Automation: Micromanagement. Panicked phone calls. Confusion. Frustrated emails. These might sound familiar to companies that aren’t managing their BOM from a single point in the enterprise. If BOM management doesn’t happen automatically, small changes, even those emerging from somewhere on the supply chain, can have wide-reaching effects. For example, a vendor experiences a manufacturing delay and doesn’t have stock of a necessary part, and that information isn’t forwarded to the right people within your organization. Without that, they can’t begin to plan in advance, or make key changes to the product to accommodate a different part.
With BOM management, all changes are disseminated to all stakeholders automatically via the PLM system, meaning there’s no more checking in with various stakeholders or ensuring that they have the new information they need to move forward, or have responded as required to a change that affects their portion of the product development lifecycle.
Flexibility: Successfully managed BOMs will allow certain degrees of flexibility, which manifest in not only some previously-mentioned areas, such as negotiations between departments, but also in the capacity to respond at-will to events both inside and outside of the organization. For example, good BOM management involves the specification of acceptable part substitutions for any given part of the product. The capacity to designate alternatives means there is built-in contingencies for various market movements that are out of the organization’s control.
Organizations might find the need to rapidly increase production due to consumer demand or, if they operate within a supply chain themselves, demand from their customer. If demand dictates doubling production over the course of a few months, having those alternatives in place from the beginning, and integrated into the BOM, means upmost productivity in meeting new expectations and delivering on time. Organizations without this kind of flexibility will find themselves constantly searching for alternatives, and creating contingencies on the fly, which absorbs time that could be spent elsewhere, and leaves the organization open to additional risk in scrap and quality control.
Hierarchy: Modern-day PLM systems allow for companies to use multi-level BOMs—think nesting parts or items in order to organize multiple assemblies, not unlike folders in a computer’s file system—but whether or not to actually use them for increasing productivity depends on the type of organization, and what product development it will engage in. The BOM structure should always reflect the type of work that needs doing.

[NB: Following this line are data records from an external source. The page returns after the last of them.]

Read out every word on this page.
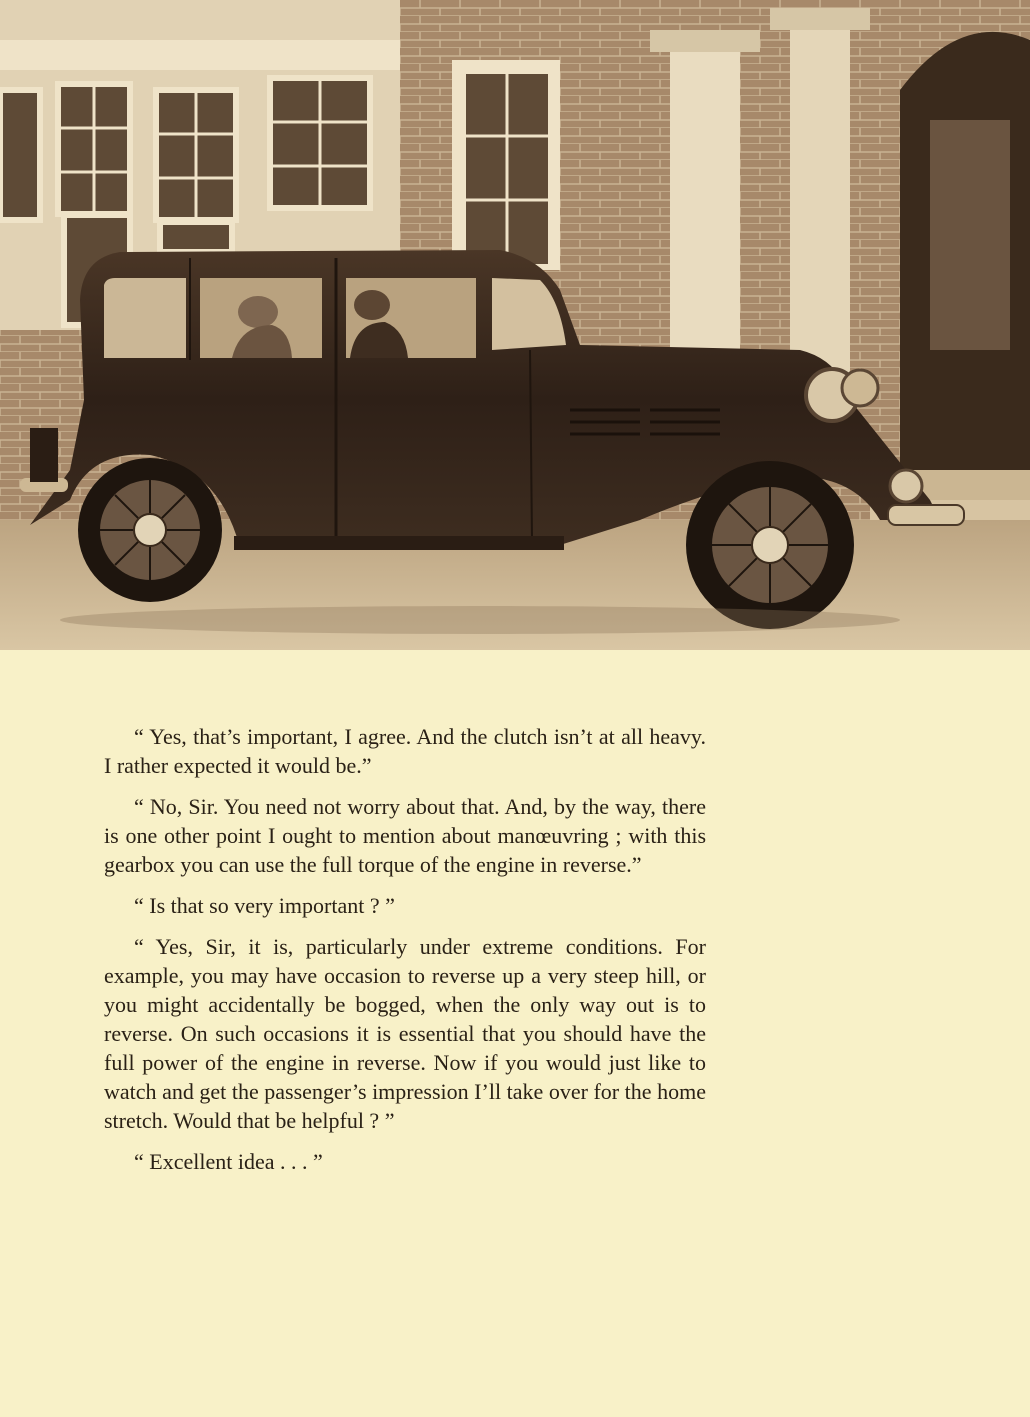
“ Yes, that’s important, I agree. And the clutch isn’t at all heavy. I rather expected it would be.”

“ No, Sir. You need not worry about that. And, by the way, there is one other point I ought to mention about manœuvring ; with this gearbox you can use the full torque of the engine in reverse.”

“ Is that so very important ? ”

“ Yes, Sir, it is, particularly under extreme conditions. For example, you may have occasion to reverse up a very steep hill, or you might accidentally be bogged, when the only way out is to reverse. On such occasions it is essential that you should have the full power of the engine in reverse. Now if you would just like to watch and get the passenger’s impression I’ll take over for the home stretch. Would that be helpful ? ”

“ Excellent idea . . . ”
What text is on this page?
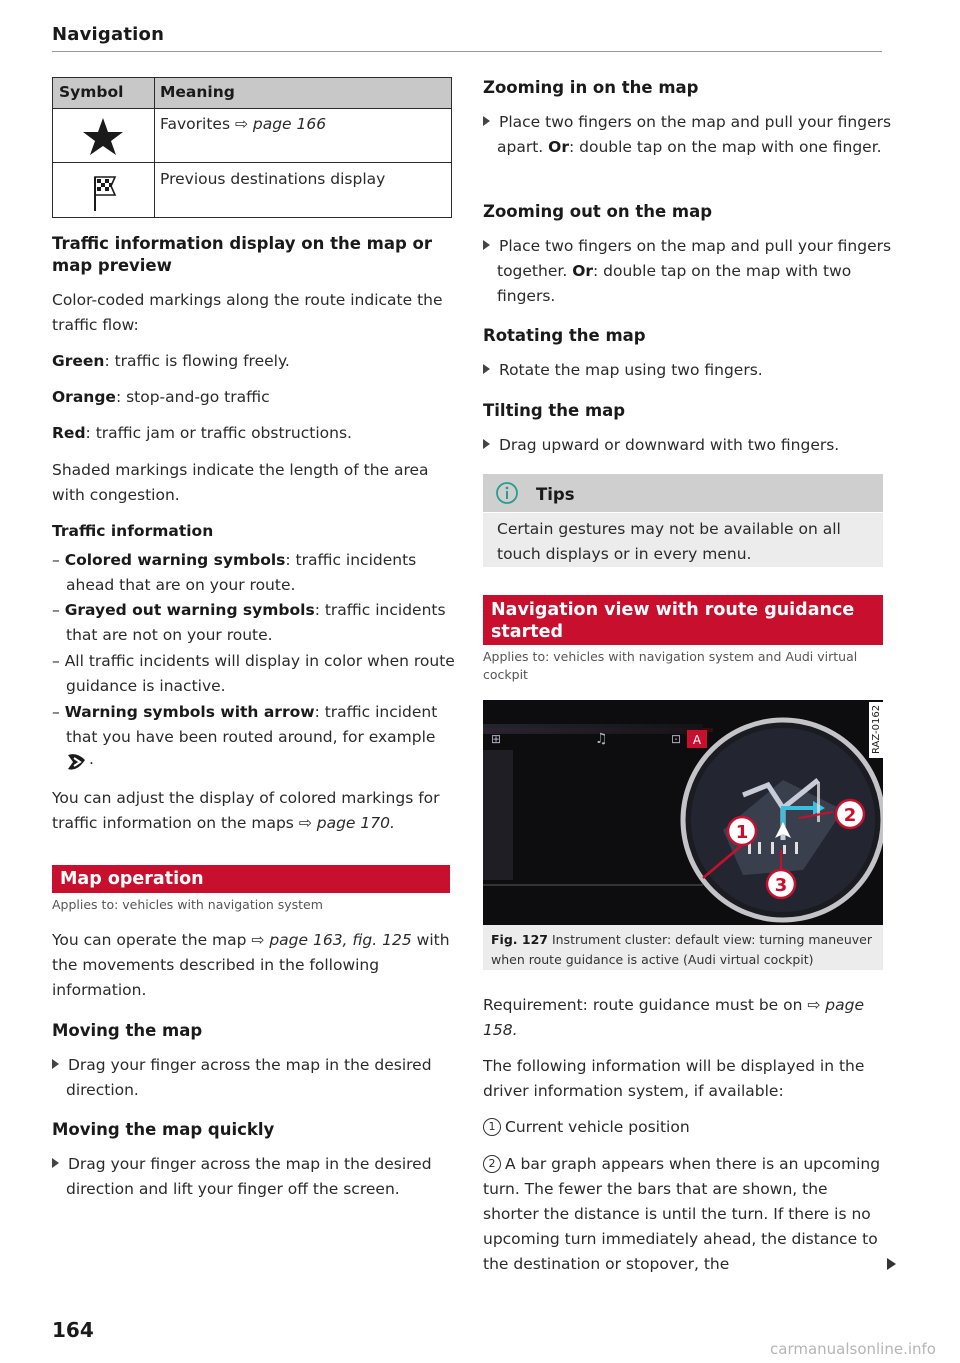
Navigation
Symbol Meaning

Favorites ⇨ page 166

Previous destinations display

Traffic information display on the map or map preview

Color-coded markings along the route indicate the traffic flow:

Green: traffic is flowing freely.

Orange: stop-and-go traffic

Red: traffic jam or traffic obstructions.

Shaded markings indicate the length of the area with congestion.

Traffic information

– Colored warning symbols: traffic incidents ahead that are on your route.

– Grayed out warning symbols: traffic incidents that are not on your route.

– All traffic incidents will display in color when route guidance is inactive.

– Warning symbols with arrow: traffic incident that you have been routed around, for example

.

You can adjust the display of colored markings for traffic information on the maps ⇨ page 170.

Map operation
Applies to: vehicles with navigation system

You can operate the map ⇨ page 163, fig. 125 with the movements described in the following information.

Moving the map

Drag your finger across the map in the desired direction.

Moving the map quickly

Drag your finger across the map in the desired direction and lift your finger off the screen.

Zooming in on the map

Place two fingers on the map and pull your fingers apart. Or: double tap on the map with one finger.

Zooming out on the map

Place two fingers on the map and pull your fingers together. Or: double tap on the map with two fingers.

Rotating the map

Rotate the map using two fingers.

Tilting the map

Drag upward or downward with two fingers.

Tips

Certain gestures may not be available on all touch displays or in every menu.

Navigation view with route guidance
started
Applies to: vehicles with navigation system and Audi virtual cockpit
1
2
3
RAZ-0162
⊞	♫	⊡ A
Fig. 127 Instrument cluster: default view: turning maneuver when route guidance is active (Audi virtual cockpit)

Requirement: route guidance must be on ⇨ page 158.

The following information will be displayed in the driver information system, if available:

1 Current vehicle position

2 A bar graph appears when there is an upcoming turn. The fewer the bars that are shown, the shorter the distance is until the turn. If there is no upcoming turn immediately ahead, the distance to the destination or stopover, the

164
carmanualsonline.info
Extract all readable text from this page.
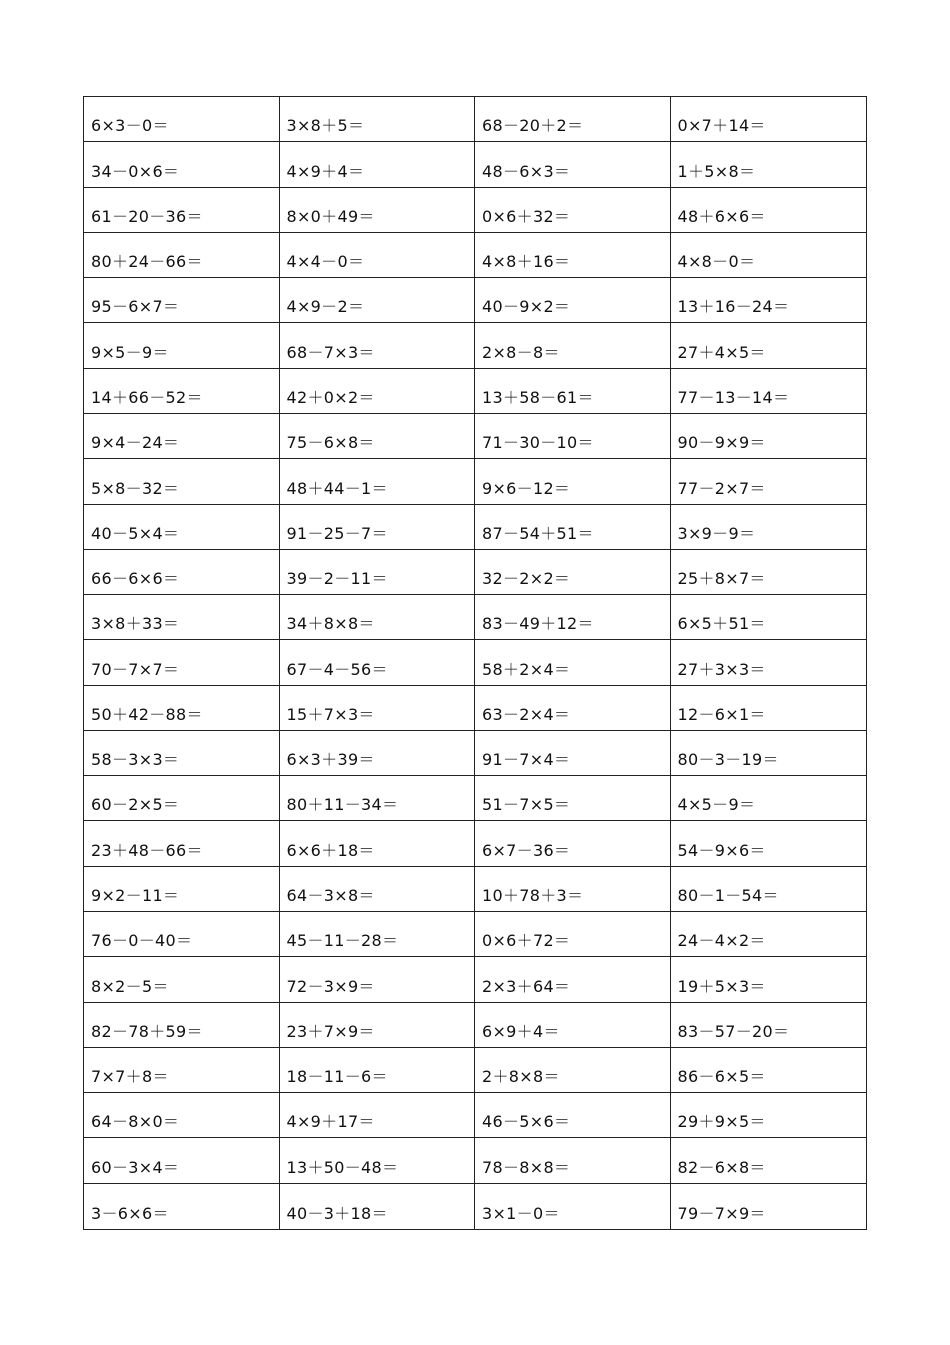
6×3－0＝	3×8＋5＝	68－20＋2＝	0×7＋14＝
34－0×6＝	4×9＋4＝	48－6×3＝	1＋5×8＝
61－20－36＝	8×0＋49＝	0×6＋32＝	48＋6×6＝
80＋24－66＝	4×4－0＝	4×8＋16＝	4×8－0＝
95－6×7＝	4×9－2＝	40－9×2＝	13＋16－24＝
9×5－9＝	68－7×3＝	2×8－8＝	27＋4×5＝
14＋66－52＝	42＋0×2＝	13＋58－61＝	77－13－14＝
9×4－24＝	75－6×8＝	71－30－10＝	90－9×9＝
5×8－32＝	48＋44－1＝	9×6－12＝	77－2×7＝
40－5×4＝	91－25－7＝	87－54＋51＝	3×9－9＝
66－6×6＝	39－2－11＝	32－2×2＝	25＋8×7＝
3×8＋33＝	34＋8×8＝	83－49＋12＝	6×5＋51＝
70－7×7＝	67－4－56＝	58＋2×4＝	27＋3×3＝
50＋42－88＝	15＋7×3＝	63－2×4＝	12－6×1＝
58－3×3＝	6×3＋39＝	91－7×4＝	80－3－19＝
60－2×5＝	80＋11－34＝	51－7×5＝	4×5－9＝
23＋48－66＝	6×6＋18＝	6×7－36＝	54－9×6＝
9×2－11＝	64－3×8＝	10＋78＋3＝	80－1－54＝
76－0－40＝	45－11－28＝	0×6＋72＝	24－4×2＝
8×2－5＝	72－3×9＝	2×3＋64＝	19＋5×3＝
82－78＋59＝	23＋7×9＝	6×9＋4＝	83－57－20＝
7×7＋8＝	18－11－6＝	2＋8×8＝	86－6×5＝
64－8×0＝	4×9＋17＝	46－5×6＝	29＋9×5＝
60－3×4＝	13＋50－48＝	78－8×8＝	82－6×8＝
3－6×6＝	40－3＋18＝	3×1－0＝	79－7×9＝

A mechanical engineer, for example, might prefer to use a multi-level BOM, so that a certain sub-assembly can be utilized in multiple product designs, which reduces the need to re-engineer similar parts. Product development that uses off-the-shelf parts, however, might necessitate a single-level BOM, with no hierarchy, thereby making the BOM a little easier to manage overall. If one deals with a contract manufacturer, it might be advantageous to use a multi-level BOM and share only that sub-assembly’s information to protect intellectual property and minimize the risk.
Some argue that deep hierarchy allows a team to be more flexible in finding alternatives to potential problems, others argue that single-level hierarchy ensures that the BOM never becomes unmanageable in its complexity. Both methods can increase productivity—businesses must figure out which organizational strategies best fit with their engineering disciplines, supply chain makeup, and overall organizational structure.
And that is true of all four of these categories of BOM management—the PLM system does not force any one methodology on the product development lifecycle. It simply enables organizations to use them if they so choose. Using PLM to enable a centralized BOM will already increase a company’s productivity, but delving into the nuances of a PLM system’s features, particularly in the beginning of the product development lifecycle, will equate to productivity gains are guaranteed to be game-changing.